Ночью, лёжа рядом с женой, уткнувшись лицом в её тёплое плечо и чувствуя, как Настя, чуть слышно всхлипывая, обнимает его, Илья спросил:

– Вот скажи, что это за проклятая порода?..

– Есть чему удивляться… Твоя порода.

– Моя?! – вскинулся он. – Ещё чего! Чтобы я из-за скотины… Из-за бабы если б хоть…

– Вот из-за бабы ты б и с места не тронулся. – В темноте не было видно, серьёзна ли Настя или смеётся над ним, но в такой день вряд ли бы она стала шутить, и Илья решил всё же обидеться:

– Как же! Совесть бы имела!
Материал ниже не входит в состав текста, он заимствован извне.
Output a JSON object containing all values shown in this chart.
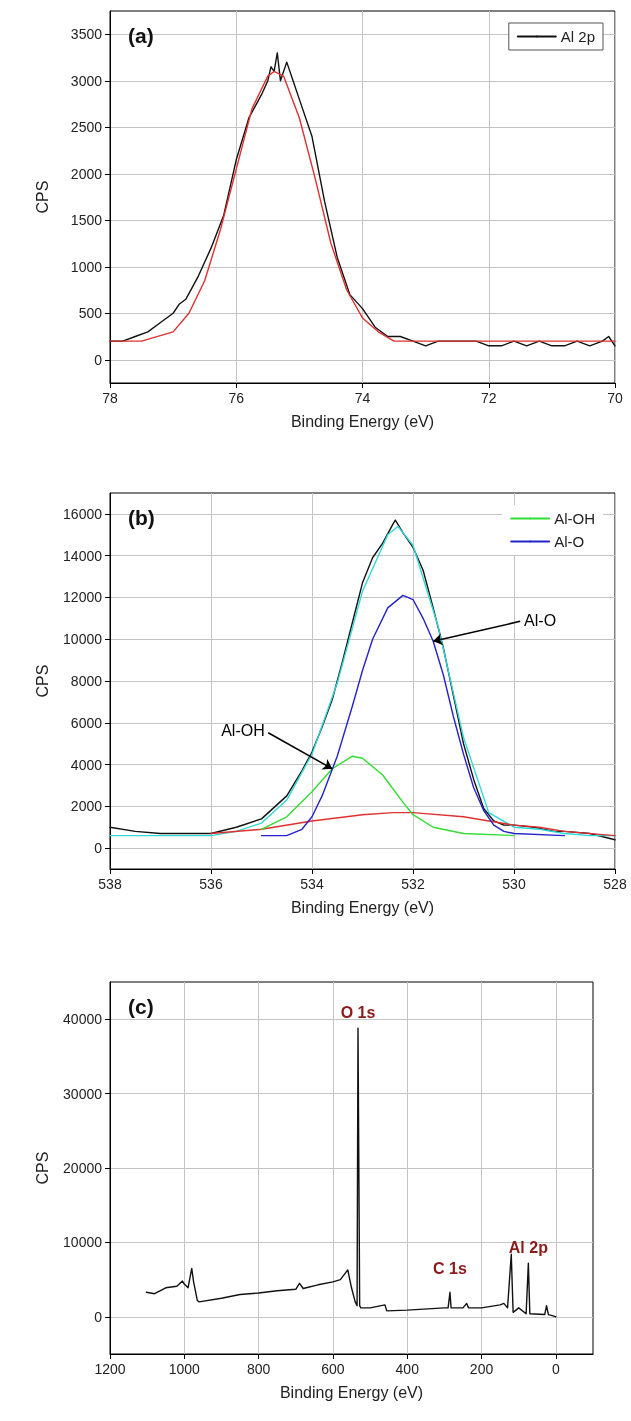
{
  "chart_data": [
    {
      "type": "line",
      "xlabel": "Binding Energy (eV)",
      "ylabel": "CPS",
      "annotations": [
        "(a)"
      ],
      "xlim": [
        78,
        70
      ],
      "xticks": [
        78,
        76,
        74,
        72,
        70
      ],
      "ylim": [
        -250,
        3750
      ],
      "yticks": [
        0,
        500,
        1000,
        1500,
        2000,
        2500,
        3000,
        3500
      ],
      "grid": true,
      "legend": "top right",
      "marker": "none",
      "line_style": "solid",
      "series": [
        {
          "name": "Al 2p",
          "color": "#111111",
          "x": [
            78,
            77.8,
            77.6,
            77.4,
            77.2,
            77,
            76.9,
            76.8,
            76.6,
            76.4,
            76.2,
            76,
            75.8,
            75.6,
            75.5,
            75.45,
            75.4,
            75.35,
            75.3,
            75.2,
            75.1,
            75,
            74.8,
            74.6,
            74.4,
            74.2,
            74,
            73.8,
            73.6,
            73.4,
            73.2,
            73,
            72.8,
            72.6,
            72.4,
            72.2,
            72,
            71.8,
            71.6,
            71.4,
            71.2,
            71,
            70.8,
            70.6,
            70.4,
            70.2,
            70.1,
            70
          ],
          "values": [
            200,
            200,
            250,
            300,
            400,
            500,
            600,
            650,
            900,
            1200,
            1550,
            2150,
            2600,
            2850,
            3000,
            3150,
            3100,
            3300,
            3000,
            3200,
            3000,
            2800,
            2400,
            1700,
            1100,
            700,
            550,
            350,
            250,
            250,
            200,
            150,
            200,
            200,
            200,
            200,
            150,
            150,
            200,
            150,
            200,
            150,
            150,
            200,
            150,
            200,
            250,
            150
          ]
        },
        {
          "color": "#e03030",
          "x": [
            78,
            77.5,
            77,
            76.75,
            76.5,
            76.25,
            76,
            75.75,
            75.5,
            75.4,
            75.25,
            75,
            74.75,
            74.5,
            74.25,
            74,
            73.75,
            73.5,
            73,
            72,
            71,
            70
          ],
          "values": [
            200,
            200,
            300,
            500,
            850,
            1400,
            2050,
            2700,
            3050,
            3100,
            3050,
            2600,
            1950,
            1250,
            750,
            450,
            300,
            200,
            200,
            200,
            200,
            200
          ]
        }
      ]
    },
    {
      "type": "line",
      "xlabel": "Binding Energy (eV)",
      "ylabel": "CPS",
      "annotations": [
        "(b)",
        {
          "text": "Al-OH",
          "x": 533.6,
          "y": 3800
        },
        {
          "text": "Al-O",
          "x": 531.6,
          "y": 9900
        }
      ],
      "xlim": [
        538,
        528
      ],
      "xticks": [
        538,
        536,
        534,
        532,
        530,
        528
      ],
      "ylim": [
        -1000,
        17000
      ],
      "yticks": [
        0,
        2000,
        4000,
        6000,
        8000,
        10000,
        12000,
        14000,
        16000
      ],
      "grid": true,
      "legend": "top right",
      "marker": "none",
      "line_style": "solid",
      "series": [
        {
          "color": "#111111",
          "x": [
            538,
            537.5,
            537,
            536.5,
            536,
            535.5,
            535,
            534.5,
            534.2,
            534,
            533.8,
            533.6,
            533.4,
            533.2,
            533,
            532.8,
            532.6,
            532.4,
            532.35,
            532.2,
            532,
            531.8,
            531.6,
            531.4,
            531.2,
            531,
            530.8,
            530.6,
            530.4,
            530.2,
            530,
            529.6,
            529.4,
            529.2,
            529,
            528.5,
            528
          ],
          "values": [
            1000,
            800,
            700,
            700,
            700,
            1000,
            1400,
            2500,
            3700,
            4600,
            5800,
            7100,
            8900,
            10800,
            12700,
            13900,
            14600,
            15500,
            15700,
            15100,
            14400,
            13300,
            11500,
            9600,
            7300,
            5000,
            3300,
            1900,
            1300,
            1100,
            1100,
            1000,
            900,
            800,
            800,
            700,
            400
          ]
        },
        {
          "color": "#30d8d8",
          "x": [
            538,
            537,
            536,
            535.5,
            535,
            534.5,
            534,
            533.5,
            533,
            532.5,
            532.3,
            532,
            531.5,
            531,
            530.5,
            530,
            529.5,
            529,
            528.5,
            528
          ],
          "values": [
            600,
            600,
            600,
            800,
            1200,
            2300,
            4500,
            7900,
            12300,
            15000,
            15400,
            14500,
            10600,
            5300,
            1700,
            1000,
            900,
            700,
            600,
            600
          ]
        },
        {
          "color": "#e03030",
          "x": [
            536,
            535,
            534,
            533,
            532.4,
            532,
            531,
            530,
            529.5,
            529,
            528
          ],
          "values": [
            700,
            900,
            1300,
            1600,
            1700,
            1700,
            1500,
            1100,
            1000,
            800,
            600
          ]
        },
        {
          "name": "Al-OH",
          "color": "#33dd33",
          "x": [
            535,
            534.5,
            534,
            533.6,
            533.2,
            533,
            532.6,
            532.2,
            532,
            531.6,
            531,
            530
          ],
          "values": [
            900,
            1500,
            2700,
            3800,
            4400,
            4300,
            3500,
            2200,
            1600,
            1000,
            700,
            600
          ]
        },
        {
          "name": "Al-O",
          "color": "#2323cc",
          "x": [
            535,
            534.5,
            534.2,
            534,
            533.8,
            533.5,
            533.2,
            533,
            532.8,
            532.5,
            532.2,
            532,
            531.8,
            531.6,
            531.4,
            531.2,
            531,
            530.8,
            530.6,
            530.4,
            530.2,
            530,
            529
          ],
          "values": [
            600,
            600,
            900,
            1500,
            2500,
            4400,
            6800,
            8500,
            10000,
            11500,
            12100,
            11900,
            11000,
            9900,
            8300,
            6300,
            4500,
            2900,
            1800,
            1100,
            800,
            700,
            600
          ]
        }
      ]
    },
    {
      "type": "line",
      "xlabel": "Binding Energy (eV)",
      "ylabel": "CPS",
      "annotations": [
        "(c)",
        {
          "text": "O 1s",
          "x": 532.5,
          "y": 38800
        },
        {
          "text": "C 1s",
          "x": 285,
          "y": 3300
        },
        {
          "text": "Al 2p",
          "x": 74,
          "y": 7200
        }
      ],
      "xlim": [
        1200,
        -100
      ],
      "xticks": [
        1200,
        1000,
        800,
        600,
        400,
        200,
        0
      ],
      "ylim": [
        -5000,
        45000
      ],
      "yticks": [
        0,
        10000,
        20000,
        30000,
        40000
      ],
      "grid": true,
      "marker": "none",
      "line_style": "solid",
      "series": [
        {
          "color": "#111111",
          "x": [
            1102,
            1080,
            1050,
            1020,
            1005,
            1000,
            990,
            985,
            980,
            975,
            965,
            960,
            900,
            850,
            800,
            750,
            700,
            690,
            680,
            640,
            600,
            580,
            560,
            550,
            540,
            535,
            532.5,
            528,
            525,
            500,
            460,
            455,
            400,
            300,
            290,
            285,
            282,
            250,
            240,
            235,
            200,
            150,
            140,
            130,
            120,
            115,
            100,
            80,
            74,
            70,
            30,
            25,
            20,
            5,
            0
          ],
          "values": [
            3300,
            3100,
            3900,
            4100,
            4800,
            4400,
            3900,
            5200,
            6500,
            4700,
            2200,
            2000,
            2500,
            3000,
            3200,
            3500,
            3700,
            4500,
            3800,
            4300,
            4700,
            5000,
            6300,
            3900,
            2000,
            1500,
            38800,
            1500,
            1200,
            1200,
            1600,
            800,
            900,
            1200,
            1200,
            3300,
            1200,
            1200,
            1800,
            1200,
            1200,
            1600,
            1800,
            1200,
            8400,
            600,
            1200,
            400,
            7200,
            400,
            300,
            1500,
            300,
            100,
            0
          ]
        }
      ]
    }
  ]
}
Я из-за тебя, дуры, коней красть бросил…

– И всю жизнь о том прожалел.

– Ничего подобного… – проворчал Илья, в тысячный раз удивляясь: откуда эта чёртова баба всё про него знает?..

– Сенька – глупый, молодой… И упрямый, как ты. Даже хуже ещё. Все вы такие, что ж тут поделаешь… Навоюется – вернётся, куда денется.

– Вернётся?! – взвился Илья. – На войну – не в тиятр небось! Сама, что ль, не видала?!.

– Видала. Только Сенька придёт. Я наверное знаю.

Илья только вздохнул, понимая, что жена утешает его. И, зная, что всё равно не заснёт этой ночью, поднялся и вышел из шатра под низкие степные звёзды. И не очень удивился, увидев, как со всех сторон к нему подходят сыновья и внуки, которым тоже не спалось после этого проклятого дня. Нужно было ещё думать, как теперь кочевать без лошадей, и осмотреть тех раненых кляч, которых им оставили взамен.

В глубине души Илья надеялся, что Сенька, посмотрев собственными глазами, что это за война такая, сбежит при первой же возможности. Но день шёл за днём, лето сменилось осенью, цыгане вернулись на постой в голодный, нищий Смоленск, кое-как пробедовали зиму, весной снова тронулись в кочевье – а Сеньки всё не было, и в конце концов Илья понял, что внук не придёт. Больше года о нём не было ни слуху ни духу. Илья сначала расспрашивал о внуке каждого встречного и поперечного: цыган, побывавших на войне, гаджэн, воевавших в тех же местах, сначала белых, потом, на всякий случай, и красных… но о Сеньке никто ничего не знал. «Убили дурака… – всё чаще и чаще стучала в голове тяжкая мысль. – Ни за грош пропал, за кобылку вороную…» Илья смотрел на жену, знал, что Настя думает о том же… и молчал. Почему-то казалось, стоит произнести это вслух – и тогда уж наверняка внук никогда не вернётся. Шли дни, месяцы, вокруг гаджэ творили такое, что душа переворачивалась, но Илья теперь ничему не удивлялся: «Цыгане есть цыгане. Гадженское дело воевать, если нравится, а наше – кочевать. Пусть друг в друга палят, коль заняться больше нечем. Лишь бы нас не трогали».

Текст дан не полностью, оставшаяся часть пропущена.